On A Deeper Understanding, Adam Granduciel creates songs that sound like 70’s era Bob Dylan singing Bruce Springsteen songs. “Holding On” is the best representation of this on the album with Granduciel singing in a raspy voice with drawn out vowels and instrumentation akin to Springsteen’s early work, complete with a xylophone. Only a few of the songs on the album fall into the vein of steady rockers though, like “Nothing to Find”, with its lively guitar and synth solos, and “In Chains”, which feels like it would have been right at home on Lost in the Dream. Many of the songs find themselves a bit more subdued in tempo and acoustic guitar mostly takes a back seat to piano and synthesizers. The eleven minute long epic “Thinking of a Place” was the unlikely first single from the album. Full of synth swells and slide guitars, Granduciel sings about lost love and redemption as the listener loses themselves in the soothing jams. “Pain” is another beautifully written song full of plucked notes and a celeste played under heart-wrenching lyrics like “I resist what I cannot change/and I want to find what can’t be found.”

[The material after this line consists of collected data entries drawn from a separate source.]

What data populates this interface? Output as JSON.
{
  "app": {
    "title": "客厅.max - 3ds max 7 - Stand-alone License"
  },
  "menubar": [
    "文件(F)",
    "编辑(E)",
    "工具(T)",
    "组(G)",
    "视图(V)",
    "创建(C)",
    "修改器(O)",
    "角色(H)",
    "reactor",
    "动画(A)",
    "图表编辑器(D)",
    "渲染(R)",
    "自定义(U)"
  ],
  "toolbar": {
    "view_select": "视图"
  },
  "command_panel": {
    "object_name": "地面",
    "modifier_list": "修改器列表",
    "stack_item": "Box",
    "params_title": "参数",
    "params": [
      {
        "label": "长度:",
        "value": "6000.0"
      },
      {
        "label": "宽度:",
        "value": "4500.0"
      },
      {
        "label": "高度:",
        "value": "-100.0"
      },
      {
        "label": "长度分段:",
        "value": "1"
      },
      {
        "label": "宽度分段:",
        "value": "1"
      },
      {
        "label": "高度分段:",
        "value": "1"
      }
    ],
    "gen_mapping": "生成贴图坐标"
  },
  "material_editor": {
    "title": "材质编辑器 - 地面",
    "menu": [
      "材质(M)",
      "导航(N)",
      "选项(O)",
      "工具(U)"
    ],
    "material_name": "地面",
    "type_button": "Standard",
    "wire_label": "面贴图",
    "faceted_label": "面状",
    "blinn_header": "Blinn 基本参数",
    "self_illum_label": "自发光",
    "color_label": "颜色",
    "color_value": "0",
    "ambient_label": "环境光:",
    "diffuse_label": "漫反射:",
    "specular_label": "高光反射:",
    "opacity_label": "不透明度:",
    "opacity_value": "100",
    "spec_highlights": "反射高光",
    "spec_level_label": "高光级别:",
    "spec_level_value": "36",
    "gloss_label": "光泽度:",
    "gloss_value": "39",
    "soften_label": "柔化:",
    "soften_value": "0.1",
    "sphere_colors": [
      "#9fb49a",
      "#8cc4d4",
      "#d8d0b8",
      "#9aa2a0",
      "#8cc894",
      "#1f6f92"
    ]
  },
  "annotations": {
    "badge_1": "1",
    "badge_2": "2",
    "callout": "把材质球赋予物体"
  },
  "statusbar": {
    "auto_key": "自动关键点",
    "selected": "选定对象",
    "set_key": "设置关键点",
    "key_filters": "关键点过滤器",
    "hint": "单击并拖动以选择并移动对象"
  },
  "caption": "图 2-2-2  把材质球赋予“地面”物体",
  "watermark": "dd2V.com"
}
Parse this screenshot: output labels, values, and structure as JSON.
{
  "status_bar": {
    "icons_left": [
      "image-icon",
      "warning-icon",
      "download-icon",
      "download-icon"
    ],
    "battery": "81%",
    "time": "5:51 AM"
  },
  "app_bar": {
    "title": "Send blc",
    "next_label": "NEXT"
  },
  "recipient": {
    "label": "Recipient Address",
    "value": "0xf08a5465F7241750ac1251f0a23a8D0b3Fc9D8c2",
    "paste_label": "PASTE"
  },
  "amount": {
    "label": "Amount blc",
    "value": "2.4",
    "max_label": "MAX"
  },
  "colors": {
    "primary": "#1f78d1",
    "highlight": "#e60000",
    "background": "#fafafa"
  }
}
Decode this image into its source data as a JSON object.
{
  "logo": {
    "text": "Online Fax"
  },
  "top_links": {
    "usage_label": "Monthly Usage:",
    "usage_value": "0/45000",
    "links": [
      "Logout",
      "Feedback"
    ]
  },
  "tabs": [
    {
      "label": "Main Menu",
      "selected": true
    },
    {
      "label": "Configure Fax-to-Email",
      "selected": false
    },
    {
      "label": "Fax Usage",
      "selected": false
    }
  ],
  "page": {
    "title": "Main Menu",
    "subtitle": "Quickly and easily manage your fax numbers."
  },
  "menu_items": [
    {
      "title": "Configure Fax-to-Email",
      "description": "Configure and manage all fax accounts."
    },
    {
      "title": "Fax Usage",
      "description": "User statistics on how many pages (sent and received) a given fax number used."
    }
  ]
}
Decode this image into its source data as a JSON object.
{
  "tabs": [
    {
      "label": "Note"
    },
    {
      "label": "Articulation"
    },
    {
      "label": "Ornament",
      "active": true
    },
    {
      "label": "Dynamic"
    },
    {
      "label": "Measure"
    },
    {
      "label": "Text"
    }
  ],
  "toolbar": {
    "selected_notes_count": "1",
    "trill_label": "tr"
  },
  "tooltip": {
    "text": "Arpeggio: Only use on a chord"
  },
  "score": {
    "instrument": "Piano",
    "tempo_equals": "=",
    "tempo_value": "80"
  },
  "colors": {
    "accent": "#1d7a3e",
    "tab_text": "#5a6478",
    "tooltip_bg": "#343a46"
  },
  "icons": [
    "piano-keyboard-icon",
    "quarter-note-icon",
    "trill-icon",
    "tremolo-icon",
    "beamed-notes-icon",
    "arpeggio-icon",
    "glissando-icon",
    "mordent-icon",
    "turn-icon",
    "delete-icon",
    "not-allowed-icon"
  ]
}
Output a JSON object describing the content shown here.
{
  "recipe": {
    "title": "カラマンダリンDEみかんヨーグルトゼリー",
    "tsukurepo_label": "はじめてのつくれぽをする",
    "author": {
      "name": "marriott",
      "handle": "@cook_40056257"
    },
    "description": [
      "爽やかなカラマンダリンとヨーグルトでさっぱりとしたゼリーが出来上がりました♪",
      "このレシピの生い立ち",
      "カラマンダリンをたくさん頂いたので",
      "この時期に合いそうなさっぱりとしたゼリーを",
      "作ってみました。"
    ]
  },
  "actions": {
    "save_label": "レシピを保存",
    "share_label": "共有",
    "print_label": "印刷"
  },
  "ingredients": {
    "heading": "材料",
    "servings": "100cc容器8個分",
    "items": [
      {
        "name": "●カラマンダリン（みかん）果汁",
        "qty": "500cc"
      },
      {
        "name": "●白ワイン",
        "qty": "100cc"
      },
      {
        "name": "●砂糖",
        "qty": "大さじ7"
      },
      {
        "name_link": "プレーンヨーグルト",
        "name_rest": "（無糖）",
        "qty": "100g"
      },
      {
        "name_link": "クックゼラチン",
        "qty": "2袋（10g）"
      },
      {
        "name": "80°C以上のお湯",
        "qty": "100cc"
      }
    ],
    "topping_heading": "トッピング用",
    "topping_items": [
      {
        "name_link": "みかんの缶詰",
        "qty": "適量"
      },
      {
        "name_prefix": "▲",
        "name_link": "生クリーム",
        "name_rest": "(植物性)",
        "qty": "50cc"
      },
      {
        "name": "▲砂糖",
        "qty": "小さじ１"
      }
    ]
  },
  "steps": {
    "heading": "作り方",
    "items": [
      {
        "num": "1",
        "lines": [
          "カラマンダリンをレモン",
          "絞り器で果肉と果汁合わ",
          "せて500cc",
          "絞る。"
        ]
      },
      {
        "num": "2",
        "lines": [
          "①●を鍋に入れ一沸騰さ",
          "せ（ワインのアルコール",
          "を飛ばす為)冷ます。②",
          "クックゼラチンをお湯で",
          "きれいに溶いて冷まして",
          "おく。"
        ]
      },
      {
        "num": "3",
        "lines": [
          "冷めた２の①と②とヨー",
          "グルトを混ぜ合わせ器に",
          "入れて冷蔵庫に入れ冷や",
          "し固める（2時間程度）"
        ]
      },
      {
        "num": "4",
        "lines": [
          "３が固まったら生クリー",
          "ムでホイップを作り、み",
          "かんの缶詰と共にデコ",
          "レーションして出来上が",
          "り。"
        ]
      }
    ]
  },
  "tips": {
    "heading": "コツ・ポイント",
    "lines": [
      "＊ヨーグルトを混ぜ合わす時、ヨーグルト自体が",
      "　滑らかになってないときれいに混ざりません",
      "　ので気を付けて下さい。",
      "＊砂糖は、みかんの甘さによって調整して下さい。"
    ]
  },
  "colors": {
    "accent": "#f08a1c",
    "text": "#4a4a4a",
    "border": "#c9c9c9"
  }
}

What is most astounding is that The War on Drugs does nothing to hide their influences like Dylan, Springsteen, Neil Young and Tom Petty. They are adept at taking these iconic sounds and making it into something that is unmistakably all their own. The way that they can take songs that run close to ten minutes and make them chart toppers is equally as astounding. Yet when you can easily find yourself getting lost in one of Granduciel’s songs it’s easy to see how that can happen. A Deeper Understanding is in no way a reinvention of the formula that made Lost in the Dream so acclaimed. It is however, a more mature and layered sounding approach to what Granduciel started on that album.